Third Normal Form (3NF)
Must be in 2NF, and no non-key column depends on another non-key column.
Violation:
| order_id | customer_id | customer_name | customer_email |customer_name and customer_email depend on customer_id, not on order_id. Move them to a customers table.
When to Denormalize
Sometimes breaking normalization rules improves performance:
- Read-heavy applications — duplicate data to avoid expensive JOINs
- Reporting dashboards — pre-compute aggregates into summary tables
- Caching layers — store computed values to reduce query load
Always start normalized and denormalize only when you have a measured performance problem.
Practical Exercise
Design an e-commerce database:
CREATE TABLE customers (
id INTEGER PRIMARY KEY AUTOINCREMENT,
name TEXT NOT NULL,
email TEXT UNIQUE NOT NULL,
created_at DATETIME DEFAULT CURRENT_TIMESTAMP
);
CREATE TABLE categories (
id INTEGER PRIMARY KEY AUTOINCREMENT,
name TEXT UNIQUE NOT NULL,
parent_id INTEGER,
FOREIGN KEY (parent_id) REFERENCES categories(id)
);
CREATE TABLE products (
id INTEGER PRIMARY KEY AUTOINCREMENT,
name TEXT NOT NULL,
description TEXT,
price REAL NOT NULL CHECK (price > 0),
stock INTEGER NOT NULL DEFAULT 0,
category_id INTEGER,
FOREIGN KEY (category_id) REFERENCES categories(id)
);
CREATE TABLE orders (
id INTEGER PRIMARY KEY AUTOINCREMENT,
customer_id INTEGER NOT NULL,
status TEXT NOT NULL DEFAULT 'pending'
CHECK (status IN ('pending', 'processing', 'shipped', 'delivered', 'cancelled')),
total REAL NOT NULL,
ordered_at DATETIME DEFAULT CURRENT_TIMESTAMP,
FOREIGN KEY (customer_id) REFERENCES customers(id)
);
CREATE TABLE order_items (
id INTEGER PRIMARY KEY AUTOINCREMENT,
order_id INTEGER NOT NULL,
product_id INTEGER NOT NULL,
quantity INTEGER NOT NULL CHECK (quantity > 0),
unit_price REAL NOT NULL,
FOREIGN KEY (order_id) REFERENCES orders(id) ON DELETE CASCADE,
FOREIGN KEY (product_id) REFERENCES products(id)
);
-- Useful indexes
CREATE INDEX idx_orders_customer ON orders(customer_id);
CREATE INDEX idx_order_items_order ON order_items(order_id);
CREATE INDEX idx_products_category ON products(category_id);Query the schema:
-- Customer order history with totals
SELECT
c.name AS customer,
COUNT(DISTINCT o.id) AS order_count,
SUM(o.total) AS lifetime_value
FROM customers c
JOIN orders o ON c.id = o.customer_id
WHERE o.status != 'cancelled'
GROUP BY c.id
ORDER BY lifetime_value DESC;Key Takeaways
- Identify entities, attributes, and relationships before writing any SQL.

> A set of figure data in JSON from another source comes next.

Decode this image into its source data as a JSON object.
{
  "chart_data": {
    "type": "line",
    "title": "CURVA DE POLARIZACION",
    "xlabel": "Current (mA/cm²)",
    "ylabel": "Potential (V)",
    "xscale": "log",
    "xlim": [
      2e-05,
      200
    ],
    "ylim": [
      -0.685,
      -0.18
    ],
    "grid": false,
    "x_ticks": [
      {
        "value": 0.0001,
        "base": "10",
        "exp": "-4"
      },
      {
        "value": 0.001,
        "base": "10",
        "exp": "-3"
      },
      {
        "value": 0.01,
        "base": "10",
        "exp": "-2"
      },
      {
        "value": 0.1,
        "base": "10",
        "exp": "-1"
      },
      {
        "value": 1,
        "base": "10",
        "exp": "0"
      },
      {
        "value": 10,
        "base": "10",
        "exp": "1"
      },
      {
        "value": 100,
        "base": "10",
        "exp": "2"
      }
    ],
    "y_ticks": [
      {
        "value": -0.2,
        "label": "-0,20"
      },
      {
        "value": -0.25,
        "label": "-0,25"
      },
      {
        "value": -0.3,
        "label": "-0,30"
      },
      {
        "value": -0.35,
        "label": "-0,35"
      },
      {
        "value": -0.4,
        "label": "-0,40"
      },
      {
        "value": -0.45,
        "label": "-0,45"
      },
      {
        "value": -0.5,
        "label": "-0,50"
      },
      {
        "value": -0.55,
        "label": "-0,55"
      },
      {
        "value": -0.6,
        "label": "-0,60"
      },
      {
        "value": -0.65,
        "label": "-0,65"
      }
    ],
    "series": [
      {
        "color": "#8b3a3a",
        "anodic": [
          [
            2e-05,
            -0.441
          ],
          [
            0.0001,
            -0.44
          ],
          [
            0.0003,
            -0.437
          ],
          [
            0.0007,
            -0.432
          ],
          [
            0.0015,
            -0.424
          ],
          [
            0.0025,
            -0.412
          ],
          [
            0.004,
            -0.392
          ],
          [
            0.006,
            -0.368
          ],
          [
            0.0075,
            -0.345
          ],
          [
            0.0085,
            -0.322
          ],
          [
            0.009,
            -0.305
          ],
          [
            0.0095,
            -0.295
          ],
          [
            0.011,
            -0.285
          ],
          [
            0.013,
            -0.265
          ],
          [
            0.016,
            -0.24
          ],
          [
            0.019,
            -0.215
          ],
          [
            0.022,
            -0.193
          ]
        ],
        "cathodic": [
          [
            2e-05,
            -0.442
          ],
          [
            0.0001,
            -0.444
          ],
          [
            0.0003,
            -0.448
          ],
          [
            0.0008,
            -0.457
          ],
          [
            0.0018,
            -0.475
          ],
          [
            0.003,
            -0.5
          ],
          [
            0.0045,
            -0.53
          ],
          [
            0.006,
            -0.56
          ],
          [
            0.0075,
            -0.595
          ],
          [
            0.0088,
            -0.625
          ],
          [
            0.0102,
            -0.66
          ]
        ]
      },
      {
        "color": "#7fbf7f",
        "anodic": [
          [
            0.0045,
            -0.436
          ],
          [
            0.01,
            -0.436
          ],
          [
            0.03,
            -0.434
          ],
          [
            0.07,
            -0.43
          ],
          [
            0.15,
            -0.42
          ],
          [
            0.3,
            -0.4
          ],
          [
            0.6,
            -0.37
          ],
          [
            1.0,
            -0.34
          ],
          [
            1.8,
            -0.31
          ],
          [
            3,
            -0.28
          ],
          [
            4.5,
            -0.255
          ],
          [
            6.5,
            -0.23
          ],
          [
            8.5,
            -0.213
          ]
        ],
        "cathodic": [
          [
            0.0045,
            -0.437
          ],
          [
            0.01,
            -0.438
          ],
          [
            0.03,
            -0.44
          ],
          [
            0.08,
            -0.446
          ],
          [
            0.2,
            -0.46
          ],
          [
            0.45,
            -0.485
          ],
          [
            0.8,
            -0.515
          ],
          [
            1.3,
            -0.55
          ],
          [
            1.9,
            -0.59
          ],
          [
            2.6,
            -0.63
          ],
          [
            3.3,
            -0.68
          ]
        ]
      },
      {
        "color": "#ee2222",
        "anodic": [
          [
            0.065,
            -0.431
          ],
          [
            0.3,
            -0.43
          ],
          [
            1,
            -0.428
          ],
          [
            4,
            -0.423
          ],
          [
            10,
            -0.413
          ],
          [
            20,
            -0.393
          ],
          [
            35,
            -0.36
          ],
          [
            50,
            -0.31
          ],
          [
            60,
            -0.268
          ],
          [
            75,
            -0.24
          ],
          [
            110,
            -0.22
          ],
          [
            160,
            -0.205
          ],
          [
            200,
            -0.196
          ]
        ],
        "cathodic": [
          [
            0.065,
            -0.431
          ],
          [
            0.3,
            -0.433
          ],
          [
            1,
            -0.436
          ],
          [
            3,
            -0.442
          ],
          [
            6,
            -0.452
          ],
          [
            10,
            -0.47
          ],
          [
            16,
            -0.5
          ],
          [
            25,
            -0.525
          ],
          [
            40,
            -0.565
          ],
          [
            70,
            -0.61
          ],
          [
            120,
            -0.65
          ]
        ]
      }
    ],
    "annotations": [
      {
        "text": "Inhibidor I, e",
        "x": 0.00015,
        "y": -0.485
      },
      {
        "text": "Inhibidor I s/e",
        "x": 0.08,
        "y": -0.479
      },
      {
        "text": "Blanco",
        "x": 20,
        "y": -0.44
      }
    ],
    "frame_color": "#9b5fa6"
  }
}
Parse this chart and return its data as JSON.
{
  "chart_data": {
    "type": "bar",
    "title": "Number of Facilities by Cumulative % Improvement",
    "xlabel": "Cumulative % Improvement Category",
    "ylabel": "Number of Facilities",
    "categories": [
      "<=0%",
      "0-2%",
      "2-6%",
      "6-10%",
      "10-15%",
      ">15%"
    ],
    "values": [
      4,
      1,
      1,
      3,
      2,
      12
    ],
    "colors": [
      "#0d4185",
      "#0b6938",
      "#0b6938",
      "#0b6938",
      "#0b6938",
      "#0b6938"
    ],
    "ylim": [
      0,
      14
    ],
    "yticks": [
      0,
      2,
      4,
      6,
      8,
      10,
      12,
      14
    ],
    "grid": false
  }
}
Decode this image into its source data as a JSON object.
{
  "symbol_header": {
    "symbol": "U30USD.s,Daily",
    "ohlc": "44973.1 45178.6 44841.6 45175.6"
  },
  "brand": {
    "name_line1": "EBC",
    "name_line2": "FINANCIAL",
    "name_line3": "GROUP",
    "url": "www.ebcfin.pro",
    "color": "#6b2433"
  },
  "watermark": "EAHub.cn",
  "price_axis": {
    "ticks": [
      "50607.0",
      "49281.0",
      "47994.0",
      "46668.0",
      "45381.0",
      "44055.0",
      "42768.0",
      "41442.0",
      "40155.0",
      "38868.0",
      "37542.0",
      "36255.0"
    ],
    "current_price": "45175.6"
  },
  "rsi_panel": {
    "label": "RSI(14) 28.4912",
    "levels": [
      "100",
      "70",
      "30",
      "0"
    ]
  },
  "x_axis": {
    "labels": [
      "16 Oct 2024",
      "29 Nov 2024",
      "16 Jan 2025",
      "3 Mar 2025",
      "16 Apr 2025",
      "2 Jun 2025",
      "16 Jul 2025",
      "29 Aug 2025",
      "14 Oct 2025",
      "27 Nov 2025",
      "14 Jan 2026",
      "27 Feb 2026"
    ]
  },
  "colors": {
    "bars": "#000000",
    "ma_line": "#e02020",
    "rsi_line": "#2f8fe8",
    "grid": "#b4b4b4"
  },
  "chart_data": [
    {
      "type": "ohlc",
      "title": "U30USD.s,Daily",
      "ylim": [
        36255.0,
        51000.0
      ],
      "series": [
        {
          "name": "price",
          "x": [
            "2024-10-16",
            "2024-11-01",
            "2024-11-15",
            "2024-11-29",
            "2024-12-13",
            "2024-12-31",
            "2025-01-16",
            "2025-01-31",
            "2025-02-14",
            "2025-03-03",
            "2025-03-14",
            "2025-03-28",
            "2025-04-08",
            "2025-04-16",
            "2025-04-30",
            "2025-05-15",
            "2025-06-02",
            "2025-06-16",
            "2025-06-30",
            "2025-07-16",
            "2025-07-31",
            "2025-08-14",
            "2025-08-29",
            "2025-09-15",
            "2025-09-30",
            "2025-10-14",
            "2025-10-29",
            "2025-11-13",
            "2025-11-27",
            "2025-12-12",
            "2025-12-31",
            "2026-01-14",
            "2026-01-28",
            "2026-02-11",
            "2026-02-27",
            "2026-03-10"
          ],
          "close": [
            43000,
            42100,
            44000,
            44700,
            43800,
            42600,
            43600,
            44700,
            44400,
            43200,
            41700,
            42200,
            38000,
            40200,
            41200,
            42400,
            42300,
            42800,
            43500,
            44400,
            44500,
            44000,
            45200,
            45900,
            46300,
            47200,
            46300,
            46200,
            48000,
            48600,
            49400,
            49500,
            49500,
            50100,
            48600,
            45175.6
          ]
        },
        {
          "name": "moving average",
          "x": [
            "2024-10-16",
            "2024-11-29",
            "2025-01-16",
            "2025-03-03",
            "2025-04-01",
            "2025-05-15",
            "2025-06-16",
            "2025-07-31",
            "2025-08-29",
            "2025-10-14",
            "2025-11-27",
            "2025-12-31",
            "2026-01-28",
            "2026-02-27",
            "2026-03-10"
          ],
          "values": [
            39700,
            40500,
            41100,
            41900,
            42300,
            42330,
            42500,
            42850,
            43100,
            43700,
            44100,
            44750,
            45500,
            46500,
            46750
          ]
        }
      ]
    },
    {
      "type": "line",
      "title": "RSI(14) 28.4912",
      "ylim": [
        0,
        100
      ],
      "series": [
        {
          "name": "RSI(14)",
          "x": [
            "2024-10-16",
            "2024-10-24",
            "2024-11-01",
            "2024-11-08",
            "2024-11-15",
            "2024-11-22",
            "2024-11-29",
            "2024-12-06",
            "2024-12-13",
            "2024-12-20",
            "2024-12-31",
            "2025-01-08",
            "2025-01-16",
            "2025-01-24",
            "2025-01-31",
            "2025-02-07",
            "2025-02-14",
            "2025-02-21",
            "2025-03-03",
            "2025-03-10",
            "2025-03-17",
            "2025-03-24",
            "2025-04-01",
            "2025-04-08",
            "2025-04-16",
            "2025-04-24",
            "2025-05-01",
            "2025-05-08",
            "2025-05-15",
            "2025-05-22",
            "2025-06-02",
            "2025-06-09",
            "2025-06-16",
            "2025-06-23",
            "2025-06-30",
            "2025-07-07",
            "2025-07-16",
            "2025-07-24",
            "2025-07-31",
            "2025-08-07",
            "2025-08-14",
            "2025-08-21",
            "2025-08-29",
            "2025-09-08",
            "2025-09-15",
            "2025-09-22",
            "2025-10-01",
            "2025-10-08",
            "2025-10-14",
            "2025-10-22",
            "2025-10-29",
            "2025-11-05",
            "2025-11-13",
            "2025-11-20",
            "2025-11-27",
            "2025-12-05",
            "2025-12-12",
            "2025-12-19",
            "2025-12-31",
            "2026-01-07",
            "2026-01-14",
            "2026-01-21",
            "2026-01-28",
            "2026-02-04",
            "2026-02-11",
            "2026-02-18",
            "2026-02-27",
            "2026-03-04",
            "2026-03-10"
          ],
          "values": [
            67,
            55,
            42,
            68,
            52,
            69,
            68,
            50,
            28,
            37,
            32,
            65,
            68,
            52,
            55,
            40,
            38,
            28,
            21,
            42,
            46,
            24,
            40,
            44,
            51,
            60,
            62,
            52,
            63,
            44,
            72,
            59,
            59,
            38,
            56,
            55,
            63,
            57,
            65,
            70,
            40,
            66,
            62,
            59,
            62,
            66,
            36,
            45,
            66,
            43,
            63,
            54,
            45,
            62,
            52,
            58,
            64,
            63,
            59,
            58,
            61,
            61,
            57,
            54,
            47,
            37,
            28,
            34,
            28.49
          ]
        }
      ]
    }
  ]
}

- Use junction tables for many-to-many relationships — they can hold additional metadata.
- JOINs combine related tables; INNER JOIN returns only matches, LEFT JOIN returns all from the left side.
- Cascade actions define behavior when parent rows are deleted or updated.
- Start with a normalized schema and denormalize only when performance requires it.